The retail days that make up the story are a thread of these moments and details. Character interactions will suddenly pull into meticulously sketched touchstones, amplifying the feeling of an identity built out of objects. There's a porcelain pony that represents an old love's heart in ways we are never told. There are memories rendered as photographs or letters, an office full of snow globes, tie pins, cuff links and shoes. People and places are often far less detailed than things, and the big emotional moments - panic, especially - see a vastly simplified visual style, with fewer and softer lines, more curves, more blocks of colour.

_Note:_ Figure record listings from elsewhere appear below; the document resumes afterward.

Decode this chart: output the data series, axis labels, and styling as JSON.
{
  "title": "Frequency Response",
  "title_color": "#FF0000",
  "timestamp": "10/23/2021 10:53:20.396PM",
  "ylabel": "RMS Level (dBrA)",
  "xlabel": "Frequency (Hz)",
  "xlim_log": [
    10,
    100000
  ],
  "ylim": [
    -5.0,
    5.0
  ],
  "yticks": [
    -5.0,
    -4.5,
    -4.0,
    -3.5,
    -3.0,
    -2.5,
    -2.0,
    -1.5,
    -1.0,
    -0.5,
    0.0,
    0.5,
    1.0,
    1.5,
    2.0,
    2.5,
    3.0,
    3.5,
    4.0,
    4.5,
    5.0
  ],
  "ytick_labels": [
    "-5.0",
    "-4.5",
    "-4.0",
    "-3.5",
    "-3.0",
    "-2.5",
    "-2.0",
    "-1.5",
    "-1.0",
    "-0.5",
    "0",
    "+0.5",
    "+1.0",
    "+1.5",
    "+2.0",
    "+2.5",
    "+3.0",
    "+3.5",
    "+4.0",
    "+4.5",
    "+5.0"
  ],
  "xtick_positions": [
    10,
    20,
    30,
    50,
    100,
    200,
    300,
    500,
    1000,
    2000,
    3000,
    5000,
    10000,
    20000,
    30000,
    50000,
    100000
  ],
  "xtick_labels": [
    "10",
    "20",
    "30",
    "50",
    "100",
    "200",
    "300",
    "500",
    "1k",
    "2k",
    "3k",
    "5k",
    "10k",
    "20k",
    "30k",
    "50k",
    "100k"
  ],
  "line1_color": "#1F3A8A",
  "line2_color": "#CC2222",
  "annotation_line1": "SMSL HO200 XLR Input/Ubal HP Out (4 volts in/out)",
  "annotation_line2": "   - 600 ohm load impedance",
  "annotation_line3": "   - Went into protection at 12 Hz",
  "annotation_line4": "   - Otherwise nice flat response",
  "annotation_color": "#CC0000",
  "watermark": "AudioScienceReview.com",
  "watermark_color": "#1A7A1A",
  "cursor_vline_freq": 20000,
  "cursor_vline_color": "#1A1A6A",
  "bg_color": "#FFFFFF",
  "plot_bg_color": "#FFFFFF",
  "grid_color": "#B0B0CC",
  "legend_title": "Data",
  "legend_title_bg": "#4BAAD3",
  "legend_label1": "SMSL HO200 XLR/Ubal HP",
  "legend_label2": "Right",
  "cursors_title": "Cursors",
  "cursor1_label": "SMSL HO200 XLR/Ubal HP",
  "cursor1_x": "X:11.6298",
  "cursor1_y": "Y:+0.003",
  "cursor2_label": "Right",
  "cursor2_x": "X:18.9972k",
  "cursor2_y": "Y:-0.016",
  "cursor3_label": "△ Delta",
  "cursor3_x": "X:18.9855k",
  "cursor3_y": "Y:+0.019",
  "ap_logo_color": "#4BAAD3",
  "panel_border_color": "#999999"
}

Grace's protagonist-self shows us little or nothing of him as an artist. He draws largely off stage. His love of comics is assumed rather than introduced. It's almost a shock to hear comics mentioned at all, much less see him hand one of his books to his boss. His trip to Comic Con is abstracted to a conversation on the stairs. It's sparse, gentle, and slight, where the retail conference before it is a riot of a page. Comics, art, to an extent relationships are not part of this world, and the trip precipitates his final crisis at the department store.

The effect is an incredibly tight focus - there is little outside retail, and little of the retail world outside fashion. Our gaze is tightly controlled, and we're left watching Grace reconstruct his identity around objects, and narrow his relationships to something equally transactional, commercial, and superficial. It's rough going in the middle, and you want to shake him by the shoulders a little. NotMyBagCover

The revelation then, that "none of these faces matter", can only seem a little small after all of this. He's snapping out of making some dumb mistakes, and realizing he's been chasing something profoundly artificial. It's not that deep or original, and it doesn't pretend to be. Again, the details are the powerful part. So it stops. There's a disconnect between the narrating and narrated selves, and we don't see quite how Grace gets from there to here. We see him realize he was screwing up in time to stop, and we see him learn that stopping is possible. That's pretty cool.

Not My Bag is well worth picking up. It's a fascinating exploration of the balance of show and tell, and of storytelling through objects and details. It's uncomfortable in places - there are some cringing moments of lack of self-awareness - but it is itself a beautiful little object.